After opening statements (DOJ’s is available here), in the first weeks of the trial, the court heard arguments on how to define the relevant geographic market for large multi-state employer health insurance plans and how to consider competition in those markets. One key issue was whether Anthem, which operates under a license with the Blue Cross Blue Shield Association in 14 states, competes with other plans in the Blue Cross Blue Shield Association. Anthem and Cigna argued that Anthem is independent from other associate plans, and that the associate plans compete with one another, in an effort to show that after the merger there would still be robust competition in the national insurance market. DOJ countered that Blue Cross Blue Shield Association limits how its associate plans compete with one another, and presented evidence showing that the plans in the association often even work together to attract business.

Another issue to keep an eye on is how Anthem and Cigna have accused each other of breaching the terms of their own merger agreement. DOJ has argued that this conflict indicates that the companies would have difficulty working together to create efficiencies and consumer savings post-merger. Anthem and Cigna lost their discovery motion to keep information about this conflict out of the case. Although evidence of such conflict has not yet come up in the trial, many of the proceedings in the first week have been closed to the public, leading some to speculate that the closed proceedings have focused on infighting between the would-be partners.

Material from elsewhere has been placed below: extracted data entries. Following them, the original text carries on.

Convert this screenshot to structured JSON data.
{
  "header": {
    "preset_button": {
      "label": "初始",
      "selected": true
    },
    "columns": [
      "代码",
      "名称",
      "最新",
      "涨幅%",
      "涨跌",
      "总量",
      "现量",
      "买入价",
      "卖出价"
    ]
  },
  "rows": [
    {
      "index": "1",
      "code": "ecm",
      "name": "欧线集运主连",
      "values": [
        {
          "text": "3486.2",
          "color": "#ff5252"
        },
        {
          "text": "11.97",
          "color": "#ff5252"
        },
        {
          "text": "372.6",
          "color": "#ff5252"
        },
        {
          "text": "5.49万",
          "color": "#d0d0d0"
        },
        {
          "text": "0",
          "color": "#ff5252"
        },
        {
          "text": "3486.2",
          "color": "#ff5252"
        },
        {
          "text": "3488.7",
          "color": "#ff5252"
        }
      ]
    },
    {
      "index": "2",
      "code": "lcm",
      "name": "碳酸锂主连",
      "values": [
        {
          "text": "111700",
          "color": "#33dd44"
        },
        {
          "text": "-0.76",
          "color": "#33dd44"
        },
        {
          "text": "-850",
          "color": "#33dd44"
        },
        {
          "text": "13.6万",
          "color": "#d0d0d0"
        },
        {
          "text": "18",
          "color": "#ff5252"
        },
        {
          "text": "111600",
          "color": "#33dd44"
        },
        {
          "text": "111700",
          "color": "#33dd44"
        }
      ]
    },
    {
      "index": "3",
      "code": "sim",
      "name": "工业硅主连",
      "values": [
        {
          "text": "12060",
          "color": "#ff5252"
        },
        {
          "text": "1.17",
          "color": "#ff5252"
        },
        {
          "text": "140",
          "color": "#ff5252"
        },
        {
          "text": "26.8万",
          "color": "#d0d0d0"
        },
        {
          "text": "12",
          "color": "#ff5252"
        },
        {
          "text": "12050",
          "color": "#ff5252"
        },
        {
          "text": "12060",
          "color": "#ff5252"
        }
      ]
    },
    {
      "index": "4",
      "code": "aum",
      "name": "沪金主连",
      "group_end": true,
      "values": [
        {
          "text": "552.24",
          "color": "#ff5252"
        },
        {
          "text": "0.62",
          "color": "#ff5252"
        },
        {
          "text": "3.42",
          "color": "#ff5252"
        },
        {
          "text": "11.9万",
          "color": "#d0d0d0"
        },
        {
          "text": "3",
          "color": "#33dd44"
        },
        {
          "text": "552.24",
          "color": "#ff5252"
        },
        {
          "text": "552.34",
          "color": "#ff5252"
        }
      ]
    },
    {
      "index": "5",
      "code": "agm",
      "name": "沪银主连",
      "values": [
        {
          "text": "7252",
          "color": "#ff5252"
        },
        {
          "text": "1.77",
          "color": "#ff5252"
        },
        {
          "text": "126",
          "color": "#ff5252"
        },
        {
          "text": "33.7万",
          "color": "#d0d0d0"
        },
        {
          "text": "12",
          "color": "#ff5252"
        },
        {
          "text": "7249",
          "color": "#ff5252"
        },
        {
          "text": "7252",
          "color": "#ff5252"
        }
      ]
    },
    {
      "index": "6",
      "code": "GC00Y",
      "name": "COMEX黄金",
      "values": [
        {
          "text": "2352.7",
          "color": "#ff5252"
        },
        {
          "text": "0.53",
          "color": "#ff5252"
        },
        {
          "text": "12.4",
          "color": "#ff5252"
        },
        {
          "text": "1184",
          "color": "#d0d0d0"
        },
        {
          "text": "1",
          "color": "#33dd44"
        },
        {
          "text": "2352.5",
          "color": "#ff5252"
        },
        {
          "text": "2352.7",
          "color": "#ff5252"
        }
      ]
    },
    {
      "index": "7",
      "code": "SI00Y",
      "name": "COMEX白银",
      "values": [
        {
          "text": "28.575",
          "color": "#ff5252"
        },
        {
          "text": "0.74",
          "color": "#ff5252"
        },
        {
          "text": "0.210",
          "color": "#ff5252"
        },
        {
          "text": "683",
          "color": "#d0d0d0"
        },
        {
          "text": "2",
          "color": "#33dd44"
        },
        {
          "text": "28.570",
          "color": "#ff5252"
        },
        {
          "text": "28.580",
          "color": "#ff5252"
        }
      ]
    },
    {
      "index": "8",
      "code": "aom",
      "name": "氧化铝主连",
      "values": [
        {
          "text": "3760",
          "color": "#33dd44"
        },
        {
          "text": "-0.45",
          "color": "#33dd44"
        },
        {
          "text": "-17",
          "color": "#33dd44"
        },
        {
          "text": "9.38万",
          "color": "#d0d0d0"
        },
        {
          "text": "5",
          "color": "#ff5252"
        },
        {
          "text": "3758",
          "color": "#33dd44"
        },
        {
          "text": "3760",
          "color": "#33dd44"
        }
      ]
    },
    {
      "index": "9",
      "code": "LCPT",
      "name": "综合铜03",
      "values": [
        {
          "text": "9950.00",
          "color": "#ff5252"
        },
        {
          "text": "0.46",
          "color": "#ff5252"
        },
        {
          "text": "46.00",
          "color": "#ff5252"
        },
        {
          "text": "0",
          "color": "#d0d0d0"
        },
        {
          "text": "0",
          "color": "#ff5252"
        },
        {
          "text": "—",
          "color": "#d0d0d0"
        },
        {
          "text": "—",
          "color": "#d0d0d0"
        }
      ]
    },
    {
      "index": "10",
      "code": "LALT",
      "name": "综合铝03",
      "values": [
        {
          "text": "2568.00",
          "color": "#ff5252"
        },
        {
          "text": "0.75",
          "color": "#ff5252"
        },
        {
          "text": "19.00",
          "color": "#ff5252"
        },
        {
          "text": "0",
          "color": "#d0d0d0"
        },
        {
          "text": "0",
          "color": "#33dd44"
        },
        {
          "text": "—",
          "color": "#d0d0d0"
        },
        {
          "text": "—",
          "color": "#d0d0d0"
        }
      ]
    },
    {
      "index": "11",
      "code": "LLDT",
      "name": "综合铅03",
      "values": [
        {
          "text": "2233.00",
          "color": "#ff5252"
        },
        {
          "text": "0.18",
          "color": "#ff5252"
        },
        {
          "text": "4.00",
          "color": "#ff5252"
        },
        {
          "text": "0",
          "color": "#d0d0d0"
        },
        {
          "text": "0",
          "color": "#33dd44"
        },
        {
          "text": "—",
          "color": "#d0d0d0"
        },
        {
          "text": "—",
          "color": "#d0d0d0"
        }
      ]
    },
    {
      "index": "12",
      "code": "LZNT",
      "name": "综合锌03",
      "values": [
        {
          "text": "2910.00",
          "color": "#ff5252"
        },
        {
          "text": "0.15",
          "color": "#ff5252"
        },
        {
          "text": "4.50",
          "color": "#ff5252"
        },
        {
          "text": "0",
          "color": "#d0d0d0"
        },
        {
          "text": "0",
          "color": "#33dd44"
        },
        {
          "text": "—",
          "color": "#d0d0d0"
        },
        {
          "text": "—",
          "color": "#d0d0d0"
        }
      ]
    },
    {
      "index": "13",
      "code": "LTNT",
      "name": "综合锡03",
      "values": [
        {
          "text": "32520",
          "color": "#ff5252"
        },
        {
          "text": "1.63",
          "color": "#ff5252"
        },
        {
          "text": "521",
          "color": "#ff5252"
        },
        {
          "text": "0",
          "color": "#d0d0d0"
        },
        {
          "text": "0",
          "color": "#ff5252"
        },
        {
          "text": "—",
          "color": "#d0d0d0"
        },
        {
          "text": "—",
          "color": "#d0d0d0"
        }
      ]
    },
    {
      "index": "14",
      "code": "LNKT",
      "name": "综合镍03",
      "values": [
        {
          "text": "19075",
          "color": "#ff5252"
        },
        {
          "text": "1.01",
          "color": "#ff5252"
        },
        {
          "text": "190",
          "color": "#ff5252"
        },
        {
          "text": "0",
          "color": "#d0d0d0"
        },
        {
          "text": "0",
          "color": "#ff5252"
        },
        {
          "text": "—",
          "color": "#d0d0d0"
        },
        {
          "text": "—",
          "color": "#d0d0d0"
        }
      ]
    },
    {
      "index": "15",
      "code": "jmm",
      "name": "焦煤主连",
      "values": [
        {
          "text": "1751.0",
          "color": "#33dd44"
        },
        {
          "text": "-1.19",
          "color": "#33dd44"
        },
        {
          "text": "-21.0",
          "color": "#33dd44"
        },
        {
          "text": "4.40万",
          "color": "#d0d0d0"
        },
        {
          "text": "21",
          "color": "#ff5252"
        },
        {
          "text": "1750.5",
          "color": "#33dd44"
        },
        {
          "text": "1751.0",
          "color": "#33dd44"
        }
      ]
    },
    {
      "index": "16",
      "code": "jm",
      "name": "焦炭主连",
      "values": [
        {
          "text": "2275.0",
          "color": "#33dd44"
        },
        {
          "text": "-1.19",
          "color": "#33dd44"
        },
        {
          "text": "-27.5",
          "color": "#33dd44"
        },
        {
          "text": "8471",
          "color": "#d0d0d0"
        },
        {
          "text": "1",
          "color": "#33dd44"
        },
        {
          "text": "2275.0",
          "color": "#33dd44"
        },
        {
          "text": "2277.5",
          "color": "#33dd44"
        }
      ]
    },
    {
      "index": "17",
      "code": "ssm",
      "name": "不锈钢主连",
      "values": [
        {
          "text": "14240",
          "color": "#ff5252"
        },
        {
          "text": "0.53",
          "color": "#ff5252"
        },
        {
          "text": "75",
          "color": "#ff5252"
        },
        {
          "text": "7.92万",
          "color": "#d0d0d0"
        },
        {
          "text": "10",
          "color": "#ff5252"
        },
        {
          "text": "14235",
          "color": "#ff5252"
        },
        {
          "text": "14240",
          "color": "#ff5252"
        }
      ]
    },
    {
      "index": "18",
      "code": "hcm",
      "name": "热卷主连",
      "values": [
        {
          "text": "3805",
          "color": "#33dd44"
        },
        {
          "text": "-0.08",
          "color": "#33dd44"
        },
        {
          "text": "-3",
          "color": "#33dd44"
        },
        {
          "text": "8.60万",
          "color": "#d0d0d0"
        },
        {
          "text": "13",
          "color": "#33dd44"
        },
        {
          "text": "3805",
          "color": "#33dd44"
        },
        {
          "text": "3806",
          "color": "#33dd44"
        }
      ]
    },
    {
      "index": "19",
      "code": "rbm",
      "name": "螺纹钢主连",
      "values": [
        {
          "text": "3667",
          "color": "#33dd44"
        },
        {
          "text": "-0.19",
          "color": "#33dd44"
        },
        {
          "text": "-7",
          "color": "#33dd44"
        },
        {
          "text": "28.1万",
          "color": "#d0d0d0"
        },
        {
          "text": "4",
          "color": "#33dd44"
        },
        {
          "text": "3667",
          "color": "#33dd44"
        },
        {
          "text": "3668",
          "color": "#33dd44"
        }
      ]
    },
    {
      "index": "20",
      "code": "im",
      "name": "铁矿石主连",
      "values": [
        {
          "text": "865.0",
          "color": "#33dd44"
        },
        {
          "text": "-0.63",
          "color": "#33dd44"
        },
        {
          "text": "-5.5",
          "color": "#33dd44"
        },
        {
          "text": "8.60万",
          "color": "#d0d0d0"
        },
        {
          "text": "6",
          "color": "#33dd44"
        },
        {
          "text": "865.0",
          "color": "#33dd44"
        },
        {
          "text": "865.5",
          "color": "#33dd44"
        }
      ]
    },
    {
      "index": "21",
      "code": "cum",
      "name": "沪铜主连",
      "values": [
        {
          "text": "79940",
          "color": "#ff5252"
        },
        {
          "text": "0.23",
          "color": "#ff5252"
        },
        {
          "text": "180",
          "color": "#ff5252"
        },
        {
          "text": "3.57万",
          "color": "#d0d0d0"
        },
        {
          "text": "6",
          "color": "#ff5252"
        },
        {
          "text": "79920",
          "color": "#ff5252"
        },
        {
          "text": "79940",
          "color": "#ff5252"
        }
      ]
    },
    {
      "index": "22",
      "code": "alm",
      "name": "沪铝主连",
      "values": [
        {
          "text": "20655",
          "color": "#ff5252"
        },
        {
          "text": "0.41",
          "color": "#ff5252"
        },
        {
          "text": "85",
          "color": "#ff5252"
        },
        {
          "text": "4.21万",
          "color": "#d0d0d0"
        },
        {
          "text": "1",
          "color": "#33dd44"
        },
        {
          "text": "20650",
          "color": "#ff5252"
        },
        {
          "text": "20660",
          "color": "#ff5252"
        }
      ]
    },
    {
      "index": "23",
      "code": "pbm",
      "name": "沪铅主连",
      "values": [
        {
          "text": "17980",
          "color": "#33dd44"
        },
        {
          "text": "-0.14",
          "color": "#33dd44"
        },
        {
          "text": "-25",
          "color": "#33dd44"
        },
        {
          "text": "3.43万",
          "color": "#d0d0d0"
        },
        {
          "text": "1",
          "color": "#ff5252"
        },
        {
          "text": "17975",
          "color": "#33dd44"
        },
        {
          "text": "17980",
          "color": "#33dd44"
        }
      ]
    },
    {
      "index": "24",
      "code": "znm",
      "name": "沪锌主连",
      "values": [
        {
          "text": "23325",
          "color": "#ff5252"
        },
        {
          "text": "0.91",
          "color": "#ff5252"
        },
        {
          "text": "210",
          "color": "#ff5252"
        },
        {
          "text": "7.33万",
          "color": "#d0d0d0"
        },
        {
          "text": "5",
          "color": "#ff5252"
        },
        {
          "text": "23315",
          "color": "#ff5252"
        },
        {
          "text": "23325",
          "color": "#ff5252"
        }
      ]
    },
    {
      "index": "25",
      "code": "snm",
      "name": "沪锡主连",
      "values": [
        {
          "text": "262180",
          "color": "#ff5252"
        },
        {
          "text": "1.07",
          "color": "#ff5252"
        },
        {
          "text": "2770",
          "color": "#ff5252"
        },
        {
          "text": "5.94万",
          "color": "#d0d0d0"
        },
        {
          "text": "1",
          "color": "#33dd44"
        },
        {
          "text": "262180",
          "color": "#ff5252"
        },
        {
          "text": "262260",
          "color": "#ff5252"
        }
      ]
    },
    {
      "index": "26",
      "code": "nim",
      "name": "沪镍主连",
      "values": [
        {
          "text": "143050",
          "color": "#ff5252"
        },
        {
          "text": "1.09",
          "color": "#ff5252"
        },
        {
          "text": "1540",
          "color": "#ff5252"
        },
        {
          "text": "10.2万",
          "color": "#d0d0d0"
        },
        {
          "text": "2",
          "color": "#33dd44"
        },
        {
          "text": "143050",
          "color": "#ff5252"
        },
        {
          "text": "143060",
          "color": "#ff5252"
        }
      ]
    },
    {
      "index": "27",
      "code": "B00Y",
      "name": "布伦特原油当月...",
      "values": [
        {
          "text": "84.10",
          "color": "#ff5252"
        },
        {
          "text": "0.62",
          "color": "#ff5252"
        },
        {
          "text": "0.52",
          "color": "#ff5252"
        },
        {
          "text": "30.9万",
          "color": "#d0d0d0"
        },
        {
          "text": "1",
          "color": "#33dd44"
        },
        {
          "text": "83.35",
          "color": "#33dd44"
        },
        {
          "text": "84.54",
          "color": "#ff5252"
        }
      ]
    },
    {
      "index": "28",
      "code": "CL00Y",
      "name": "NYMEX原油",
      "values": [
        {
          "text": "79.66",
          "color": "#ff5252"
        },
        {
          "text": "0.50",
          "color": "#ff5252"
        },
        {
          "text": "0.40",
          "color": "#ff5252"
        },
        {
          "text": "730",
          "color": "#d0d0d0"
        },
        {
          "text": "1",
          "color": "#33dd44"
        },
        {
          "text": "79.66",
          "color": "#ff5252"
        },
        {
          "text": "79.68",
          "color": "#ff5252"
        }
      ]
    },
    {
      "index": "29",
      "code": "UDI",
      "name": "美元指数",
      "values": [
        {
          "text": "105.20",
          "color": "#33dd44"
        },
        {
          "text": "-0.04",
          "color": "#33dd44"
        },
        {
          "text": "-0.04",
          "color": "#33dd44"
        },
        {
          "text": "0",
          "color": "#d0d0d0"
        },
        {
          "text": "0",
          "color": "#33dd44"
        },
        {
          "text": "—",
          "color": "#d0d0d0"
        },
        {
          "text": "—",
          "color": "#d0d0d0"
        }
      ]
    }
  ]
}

Up next is testimony from both parties’ expert economists on the potential effects of the merger on competition in the national health insurance markets. We will continue to provide updates as the trial moves forward. For more information on the trial so far, we recommend a useful analysis published this week by Politico Pro (subscription required). The government’s major case filings are available on the DOJ page for the case.

The Anthem-Cigna trial is the first of two trials involving big insurance mergers. Up next for DOJ is its trial in the case against Aetna’s proposed $37 billion acquisition of Humana starting on December 5. We will also be following that case and providing updates!